2 We create an Elasticsearch index request using a builder.
3 We directly pass the object to the request as the Java API client has a serialization layer.
4 We send the request to Elasticsearch.

Hibernate Search Elasticsearch

Quarkus supports Hibernate Search with Elasticsearch via the quarkus-hibernate-search-orm-elasticsearch extension.

Hibernate Search Elasticsearch allows to synchronize your Jakarta Persistence entities to an Elasticsearch cluster and offers a way to query your Elasticsearch cluster using the Hibernate Search API.

If you are interested in it, please consult the Hibernate Search with Elasticsearch guide.

Cluster Health Check

If you are using the quarkus-smallrye-health extension, both extensions will automatically add a readiness health check to validate the health of the cluster.

So when you access the /q/health/ready endpoint of your application, you will have information about the cluster status.
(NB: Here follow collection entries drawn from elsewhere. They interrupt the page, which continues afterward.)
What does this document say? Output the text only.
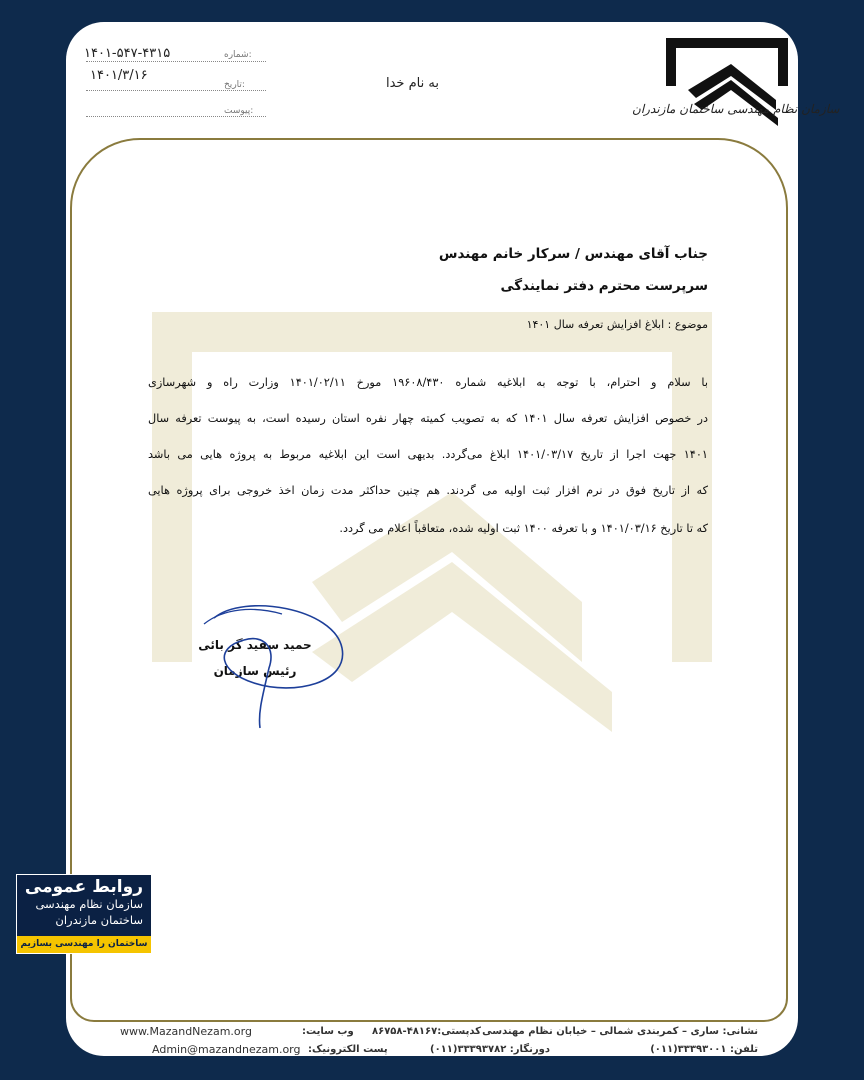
۱۴۰۱-۵۴۷-۴۳۱۵	شماره:
۱۴۰۱/۳/۱۶
تاریخ:
پیوست:
به نام خدا
سازمان نظام مهندسی ساختمان مازندران
جناب آقای مهندس / سرکار خانم مهندس
سرپرست محترم دفتر نمایندگی
موضوع : ابلاغ افزایش تعرفه سال ۱۴۰۱
با سلام و احترام، با توجه به ابلاغیه شماره ۱۹۶۰۸/۴۳۰ مورخ ۱۴۰۱/۰۲/۱۱ وزارت راه و شهرسازی
در خصوص افزایش تعرفه سال ۱۴۰۱ که به تصویب کمیته چهار نفره استان رسیده است، به پیوست تعرفه سال
۱۴۰۱ جهت اجرا از تاریخ ۱۴۰۱/۰۳/۱۷ ابلاغ می‌گردد. بدیهی است این ابلاغیه مربوط به پروژه هایی می باشد
که از تاریخ فوق در نرم افزار ثبت اولیه می گردند. هم چنین حداکثر مدت زمان اخذ خروجی برای پروژه هایی
که تا تاریخ ۱۴۰۱/۰۳/۱۶ و با تعرفه ۱۴۰۰ ثبت اولیه شده، متعاقباً اعلام می گردد.
حمید سفید گر بائی
رئیس سازمان
نشانی: ساری – کمربندی شمالی – خیابان نظام مهندسی
کدپستی:۴۸۱۶۷-۸۶۷۵۸
وب سایت:
www.MazandNezam.org
تلفن: ۳۳۳۹۳۰۰۱(۰۱۱)
دورنگار: ۳۳۳۹۳۷۸۲(۰۱۱)
پست الکترونیک:
Admin@mazandnezam.org
روابط عمومی
سازمان نظام مهندسی
ساختمان مازندران
ساختمان را مهندسی بسازیم
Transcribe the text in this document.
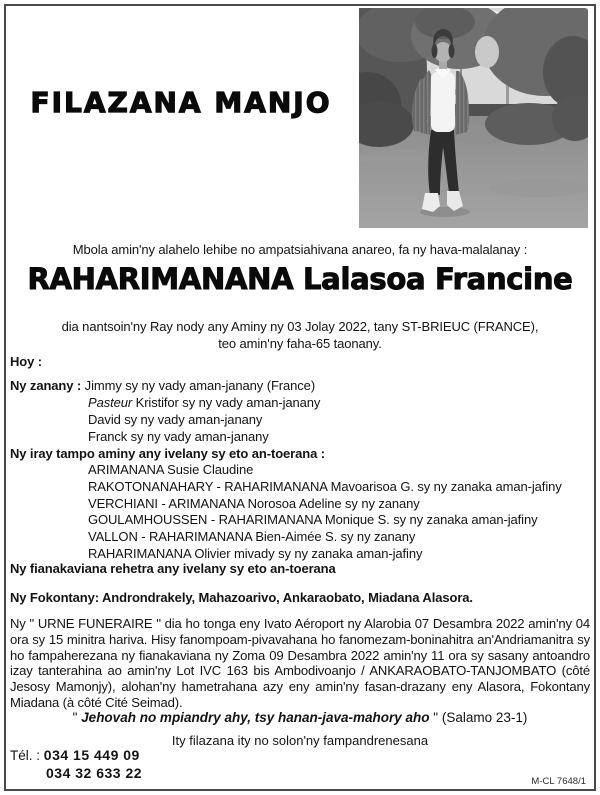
FILAZANA MANJO
Mbola amin'ny alahelo lehibe no ampatsiahivana anareo, fa ny hava-malalanay :
RAHARIMANANA Lalasoa Francine
dia nantsoin'ny Ray nody any Aminy ny 03 Jolay 2022, tany ST-BRIEUC (FRANCE),
teo amin'ny faha-65 taonany.
Hoy :
Ny zanany : Jimmy sy ny vady aman-janany (France)
Pasteur Kristifor sy ny vady aman-janany
David sy ny vady aman-janany
Franck sy ny vady aman-janany
Ny iray tampo aminy any ivelany sy eto an-toerana :
ARIMANANA Susie Claudine
RAKOTONANAHARY - RAHARIMANANA Mavoarisoa G. sy ny zanaka aman-jafiny
VERCHIANI - ARIMANANA Norosoa Adeline sy ny zanany
GOULAMHOUSSEN - RAHARIMANANA Monique S. sy ny zanaka aman-jafiny
VALLON - RAHARIMANANA Bien-Aimée S. sy ny zanany
RAHARIMANANA Olivier mivady sy ny zanaka aman-jafiny
Ny fianakaviana rehetra any ivelany sy eto an-toerana
Ny Fokontany: Androndrakely, Mahazoarivo, Ankaraobato, Miadana Alasora.
Ny " URNE FUNERAIRE " dia ho tonga eny Ivato Aéroport ny Alarobia 07 Desambra 2022 amin'ny 04 ora sy 15 minitra hariva. Hisy fanompoam-pivavahana ho fanomezam-boninahitra an'Andriamanitra sy ho fampaherezana ny fianakaviana ny Zoma 09 Desambra 2022 amin'ny 11 ora sy sasany antoandro izay tanterahina ao amin'ny Lot IVC 163 bis Ambodivoanjo / ANKARAOBATO-TANJOMBATO (côté Jesosy Mamonjy), alohan'ny hametrahana azy eny amin'ny fasan-drazany eny Alasora, Fokontany Miadana (à côté Cité Seimad).
" Jehovah no mpiandry ahy, tsy hanan-java-mahory aho " (Salamo 23-1)
Ity filazana ity no solon'ny fampandrenesana
Tél. : 034 15 449 09
034 32 633 22
M-CL 7648/1
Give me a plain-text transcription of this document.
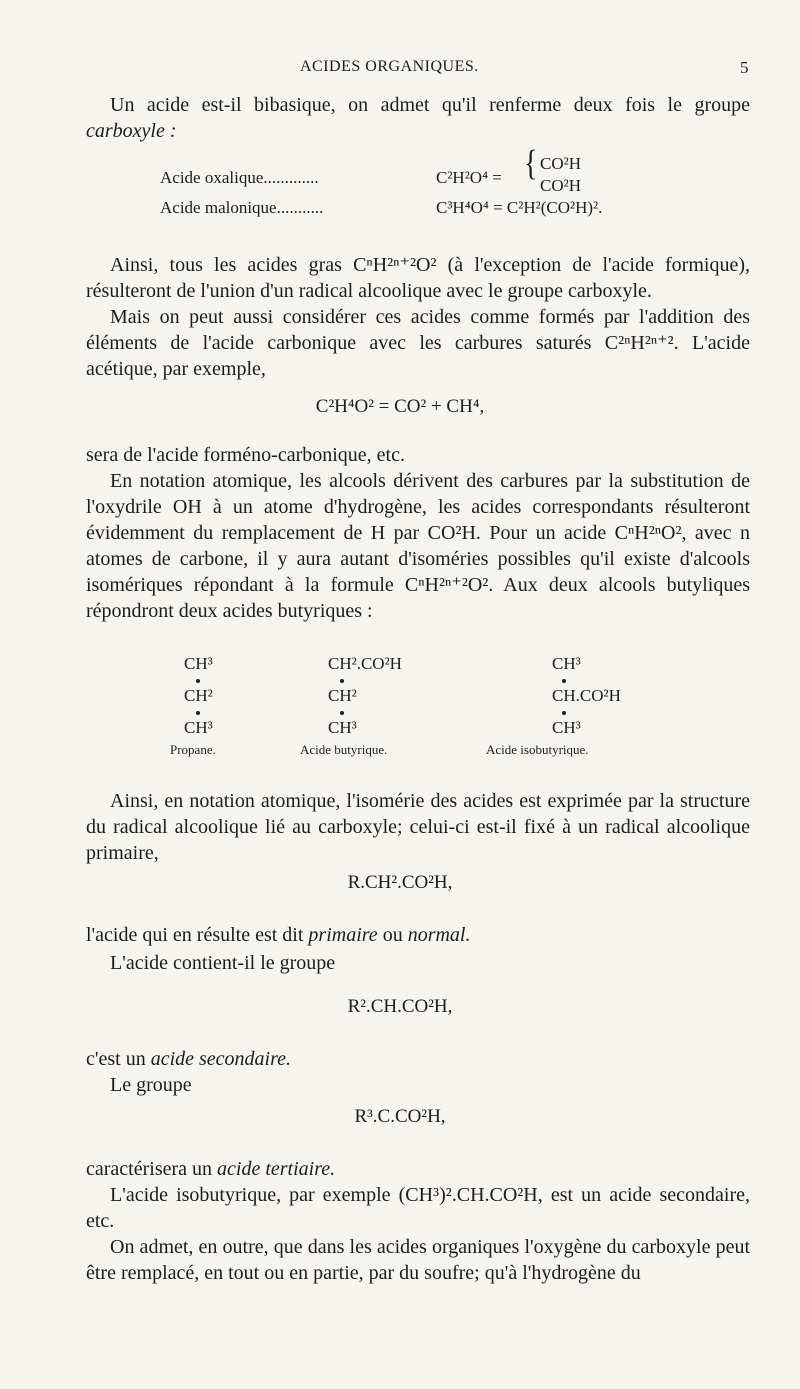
ACIDES ORGANIQUES.	5
Un acide est-il bibasique, on admet qu'il renferme deux fois le groupe carboxyle :
Acide oxalique.............	C²H²O⁴ = { CO²H
CO²H
Acide malonique...........	C³H⁴O⁴ = C²H²(CO²H)².
Ainsi, tous les acides gras CⁿH²ⁿ⁺²O² (à l'exception de l'acide formique), résulteront de l'union d'un radical alcoolique avec le groupe carboxyle.
Mais on peut aussi considérer ces acides comme formés par l'addition des éléments de l'acide carbonique avec les carbures saturés C²ⁿH²ⁿ⁺². L'acide acétique, par exemple,
C²H⁴O² = CO² + CH⁴,
sera de l'acide forméno-carbonique, etc.
En notation atomique, les alcools dérivent des carbures par la substitution de l'oxydrile OH à un atome d'hydrogène, les acides correspondants résulteront évidemment du remplacement de H par CO²H. Pour un acide CⁿH²ⁿO², avec n atomes de carbone, il y aura autant d'isoméries possibles qu'il existe d'alcools isomériques répondant à la formule CⁿH²ⁿ⁺²O². Aux deux alcools butyliques répondront deux acides butyriques :
CH³
CH²
CH³
Propane.
CH².CO²H
CH²
CH³
Acide butyrique.
CH³
CH.CO²H
CH³
Acide isobutyrique.
Ainsi, en notation atomique, l'isomérie des acides est exprimée par la structure du radical alcoolique lié au carboxyle; celui-ci est-il fixé à un radical alcoolique primaire,
R.CH².CO²H,
l'acide qui en résulte est dit primaire ou normal.
L'acide contient-il le groupe
R².CH.CO²H,
c'est un acide secondaire.
Le groupe
R³.C.CO²H,
caractérisera un acide tertiaire.
L'acide isobutyrique, par exemple (CH³)².CH.CO²H, est un acide secondaire, etc.
On admet, en outre, que dans les acides organiques l'oxygène du carboxyle peut être remplacé, en tout ou en partie, par du soufre; qu'à l'hydrogène du
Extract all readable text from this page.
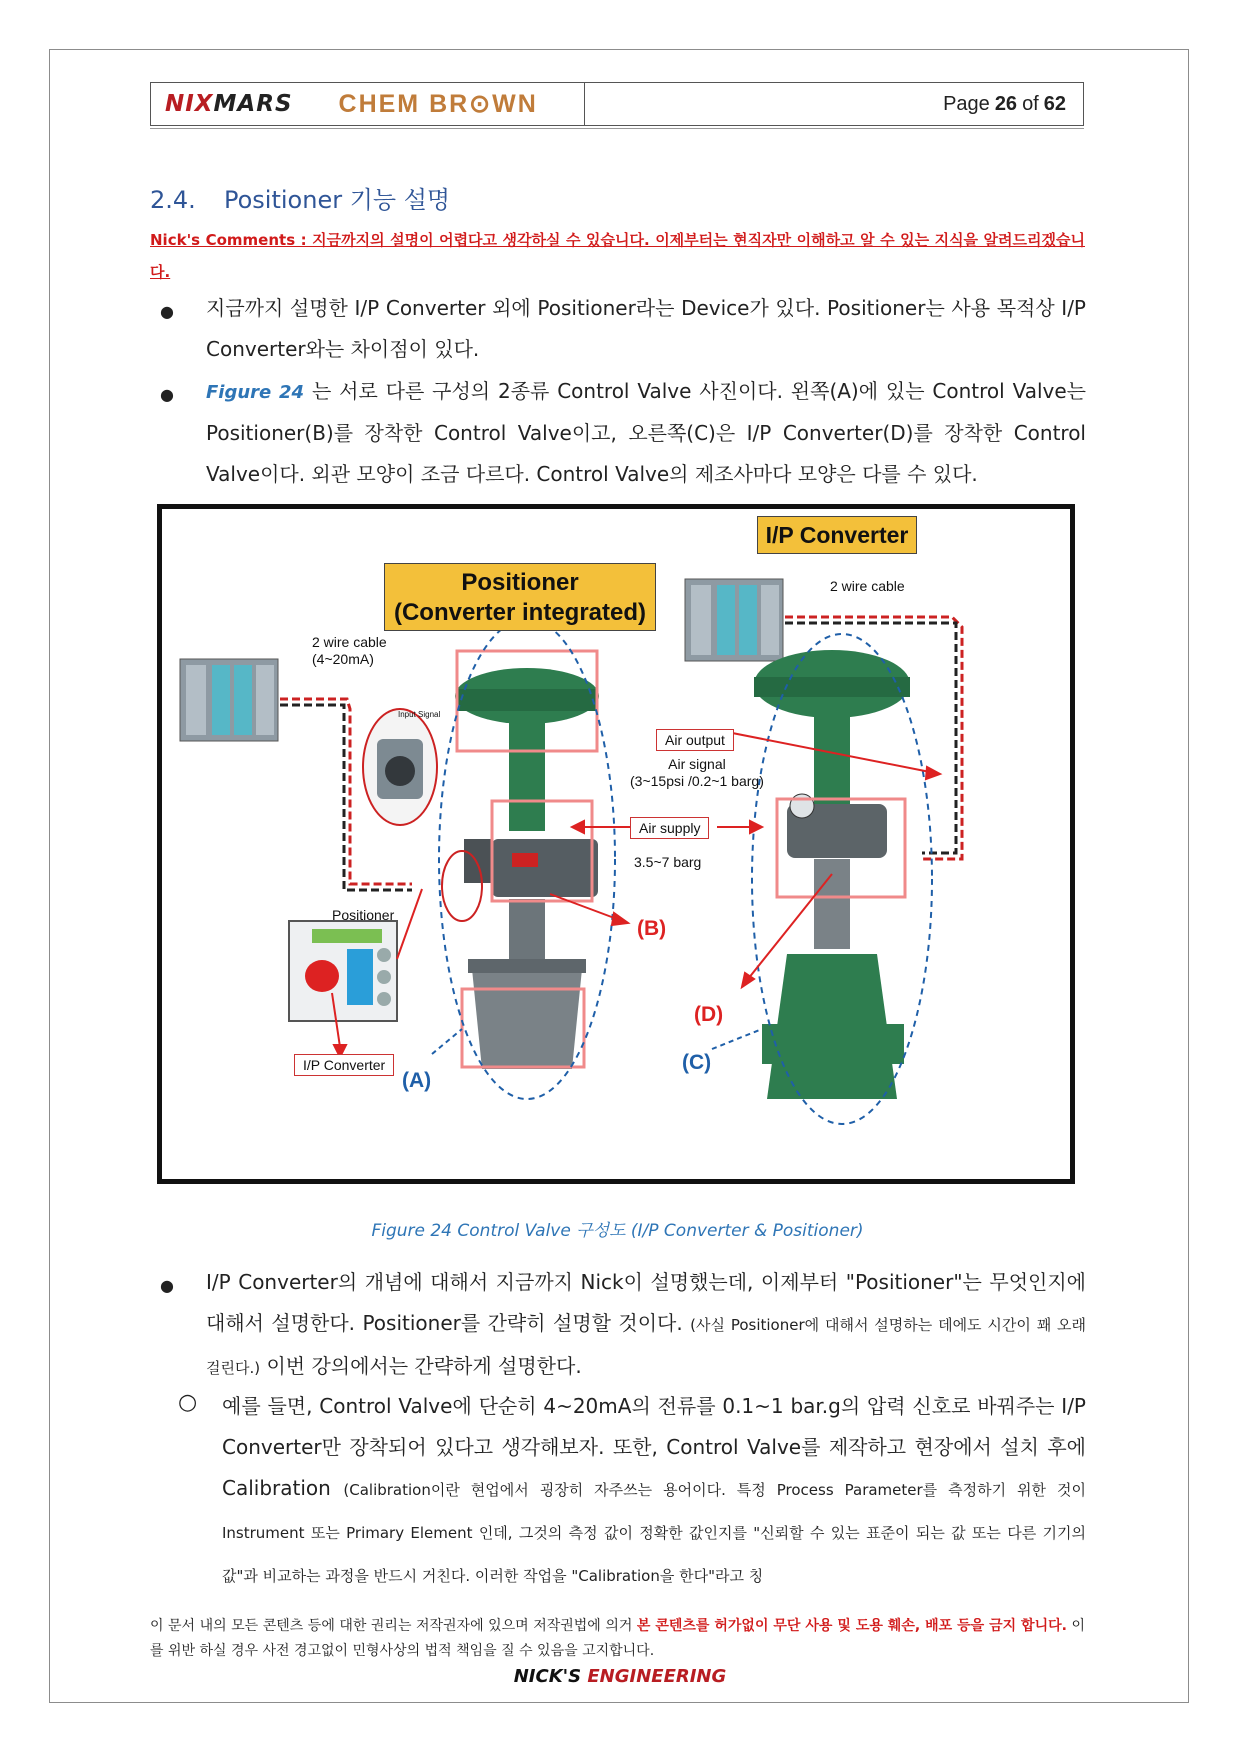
NIXMARS CHEM BR⊙WN	Page 26 of 62
2.4. Positioner 기능 설명
Nick's Comments : 지금까지의 설명이 어렵다고 생각하실 수 있습니다. 이제부터는 현직자만 이해하고 알 수 있는 지식을 알려드리겠습니다.
●	지금까지 설명한 I/P Converter 외에 Positioner라는 Device가 있다. Positioner는 사용 목적상 I/P Converter와는 차이점이 있다.
●	Figure 24 는 서로 다른 구성의 2종류 Control Valve 사진이다. 왼쪽(A)에 있는 Control Valve는 Positioner(B)를 장착한 Control Valve이고, 오른쪽(C)은 I/P Converter(D)를 장착한 Control Valve이다. 외관 모양이 조금 다르다. Control Valve의 제조사마다 모양은 다를 수 있다.
I/P Converter
Positioner
(Converter integrated)
2 wire cable
(4~20mA)
2 wire cable
Input Signal
Air output
Air signal
(3~15psi /0.2~1 barg)
Air supply
3.5~7 barg
Positioner
I/P Converter
(A)
(B)
(C)
(D)
Figure 24 Control Valve 구성도 (I/P Converter & Positioner)
●	I/P Converter의 개념에 대해서 지금까지 Nick이 설명했는데, 이제부터 "Positioner"는 무엇인지에 대해서 설명한다. Positioner를 간략히 설명할 것이다. (사실 Positioner에 대해서 설명하는 데에도 시간이 꽤 오래 걸린다.) 이번 강의에서는 간략하게 설명한다.
○ 예를 들면, Control Valve에 단순히 4~20mA의 전류를 0.1~1 bar.g의 압력 신호로 바꿔주는 I/P Converter만 장착되어 있다고 생각해보자. 또한, Control Valve를 제작하고 현장에서 설치 후에 Calibration (Calibration이란 현업에서 굉장히 자주쓰는 용어이다. 특정 Process Parameter를 측정하기 위한 것이 Instrument 또는 Primary Element 인데, 그것의 측정 값이 정확한 값인지를 "신뢰할 수 있는 표준이 되는 값 또는 다른 기기의 값"과 비교하는 과정을 반드시 거친다. 이러한 작업을 "Calibration을 한다"라고 칭
이 문서 내의 모든 콘텐츠 등에 대한 권리는 저작권자에 있으며 저작권법에 의거 본 콘텐츠를 허가없이 무단 사용 및 도용 훼손, 배포 등을 금지 합니다. 이를 위반 하실 경우 사전 경고없이 민형사상의 법적 책임을 질 수 있음을 고지합니다.
NICK'S ENGINEERING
It uses the cluster health endpoint, the check will be down if the status of the cluster is red, or the cluster is not available.

This behavior can be disabled by setting the quarkus.elasticsearch.health.enabled property to false in your application.properties.

Building a native executable

You can use both clients in a native executable.

You can build a native executable with the usual command:

CLI
quarkus build --native
Maven
./mvnw install -Dnative
Gradle
./gradlew build -Dquarkus.native.enabled=true

Running it is as simple as executing ./target/elasticsearch-low-level-client-quickstart-1.0.0-SNAPSHOT-runner.

You can then point your browser to http://localhost:8080/fruits.html and use your application.

Conclusion

Accessing an Elasticsearch cluster from the low level REST client or the Elasticsearch Java client is easy with Quarkus as it provides easy configuration, CDI integration and native support for it.